A-Million-Words #23: On Mindsets, Fixed or Otherwise

Our mindset drives the approach we take to challenges or situations we meet in our lives. As the Stoics teach us, the things within our circle of control are what we should occupy ourselves with, not the things within our circle of concern. But often we find that things cannot really be neatly categorized within the two concentric circles. As with everything in real life, there are often intersecting issues that hover over our conscious minds, and which we are unsure of whether we can control them or not.

Consider your health for instance.

You have a moral and ethical duty to keep yourself in good health – for your and your family’s sake. But there is an invisible line that separates what you can and cannot control, if at all. And this line itself is too specifically dependent on your health history, your genetic composition, your context and surroundings, and the various inputs that go into defining your physical and mental constitution.

In cases like these, I think it becomes a game of probability and of reasonable doubt. If you think it is within your control, then make that a belief and go with it. You can adopt rules of thumb to account for things science has not yet described today and catch up on nutritional science (if you can make sense of them) to drive the remaining areas of health.

But that is not enough. Because carpe diem.

Yes, despite all your machinations and efforts, you can still fall prey to the fate that is prescribed for you. And I guess this fear, of the unknown and the uncertain, is what drove people to religion and the belief in superior being. In that being we ascribe the things outside our circle of control and let HIM/HER decide on what is best for us. I realize as I add years on me, that my proclivity to believing in God as a convenient entity to point fingers continues to grow and expand. Not considering even that my previous generation makes it a consistent point to suggest and preach the importance of doing so. Religion is a sort of non-secular meditation for the human soul. The more unquiet the human mind is, the more there is a need to calm it through making sense of the vast interstellar space of uncertainty that governs our lives.

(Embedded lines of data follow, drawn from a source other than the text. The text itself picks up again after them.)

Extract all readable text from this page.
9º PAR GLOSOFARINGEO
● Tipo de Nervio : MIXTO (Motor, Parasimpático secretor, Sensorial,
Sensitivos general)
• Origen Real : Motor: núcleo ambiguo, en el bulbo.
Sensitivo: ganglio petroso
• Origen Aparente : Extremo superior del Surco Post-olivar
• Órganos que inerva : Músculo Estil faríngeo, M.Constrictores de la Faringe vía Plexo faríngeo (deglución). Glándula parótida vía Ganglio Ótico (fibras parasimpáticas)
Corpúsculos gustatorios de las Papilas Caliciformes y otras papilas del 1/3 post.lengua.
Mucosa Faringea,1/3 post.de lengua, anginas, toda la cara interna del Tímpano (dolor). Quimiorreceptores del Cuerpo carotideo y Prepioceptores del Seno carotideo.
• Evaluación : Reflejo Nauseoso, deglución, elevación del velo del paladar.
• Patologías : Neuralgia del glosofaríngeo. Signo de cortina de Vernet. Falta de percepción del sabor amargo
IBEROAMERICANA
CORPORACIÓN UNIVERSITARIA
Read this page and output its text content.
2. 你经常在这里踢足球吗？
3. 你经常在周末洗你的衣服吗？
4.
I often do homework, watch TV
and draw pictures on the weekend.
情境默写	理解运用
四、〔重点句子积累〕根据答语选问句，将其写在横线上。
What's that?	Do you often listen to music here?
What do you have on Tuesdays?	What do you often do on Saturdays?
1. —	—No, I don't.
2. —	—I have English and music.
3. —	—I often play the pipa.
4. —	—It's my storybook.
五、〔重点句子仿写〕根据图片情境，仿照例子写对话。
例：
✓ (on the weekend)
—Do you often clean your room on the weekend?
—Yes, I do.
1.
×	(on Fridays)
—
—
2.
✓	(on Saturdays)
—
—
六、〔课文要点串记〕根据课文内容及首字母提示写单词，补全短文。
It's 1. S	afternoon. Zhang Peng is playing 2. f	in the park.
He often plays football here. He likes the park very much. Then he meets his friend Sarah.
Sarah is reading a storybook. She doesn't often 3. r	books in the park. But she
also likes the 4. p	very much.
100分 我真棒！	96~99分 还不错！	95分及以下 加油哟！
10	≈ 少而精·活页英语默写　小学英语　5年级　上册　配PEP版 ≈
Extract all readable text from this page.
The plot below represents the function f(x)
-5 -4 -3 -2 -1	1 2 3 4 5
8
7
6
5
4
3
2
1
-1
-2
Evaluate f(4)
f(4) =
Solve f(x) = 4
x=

Going back to our mindsets, and narrowing our focus now to our circle of control – is it possible to continue expanding our circle through practice, training, hardening of our skills and capabilities? And should we endeavor to do so given that expanding this circle only amplifies the variables in our lives? I have led my life so far with the intention of making my circle bigger, even if it comes at the expense of convenience and comfort. It is one of the reasons why traveling is an intrinsic part of who I am and is also the reason why living outside my country of birth was always on my to-do list. There is an element of constant, lifelong learning and challenging we that is drove my life philosophy with. But as I grow older, and my energy wanes, I have come to realize that maybe how I led my life is how most of us lead our lives, at least when we are young and open to experimentation. But as some point of time, an ennui begins to settle on our life force wherein we start prioritizing familiarity over novelty, comfort over motion, and depth over breadth.

Is this transition a factor of age though? Or is it merely a factor of our self-induced mindset? In other words, can we, despite our age and correspondingly the energy we have, continue to lead an existence where we prioritize growth over convenience?

There is a line of thought running inside my head that says that we need to give ourselves latitude and free rein to use joy as the organizing principle for our life. But what gives me pause is that it really implies we are resigning ourselves to what we have, accepting the station we have been offered, and optimizing the components such that we can do the best we can do with it.

Optimization is inherent to our evolution as human beings; it is how our body responds naturally to external stimuli too. So, there is nothing wrong with it per se. But what we optimize for indicates what we are prioritizing in our life. And while priorities shift and shuffle around as the life force around us eddies, I have come to believe that holding some principles or values steady brings a type of consistency in life that makes our narrative stronger and more coherent in front of the monkey mind we have all been bestowed with.

Which brings me to the core question I am chasing with this post – should we, as we continue with our lives, hold some ideas and values sacred? Or should we maintain a sense of distance with these values, evaluate it at different junctures of our lives, and take a fresh evaluation of whether they should find a place in our ammunition box?

What should be in our ammunition box to confront the pathos of life? For one, it should have a mental model with which you can make sense of the world you see around you. At minimum, it should include algorithms that get lighted by identified triggers that you may deem action worthy, and lets you take charge of the motions of your life. For often, we find ourselves straddled with a static view on what constitutes a good life. This view needs to be challenged constantly, for without the pressure-test, we are bounded within the confines of the things we know, instead of letting our imaginations soar with the things that we do not. It’s not as far-fetched and obscene to try and find a method or a standard approach where a “rethink” is called for, as that helps keep a lid on what you are asking your mind to process, relying instead on this second brain that you build for yourself – one that is constantly humming, regularly shifting, and always on the move.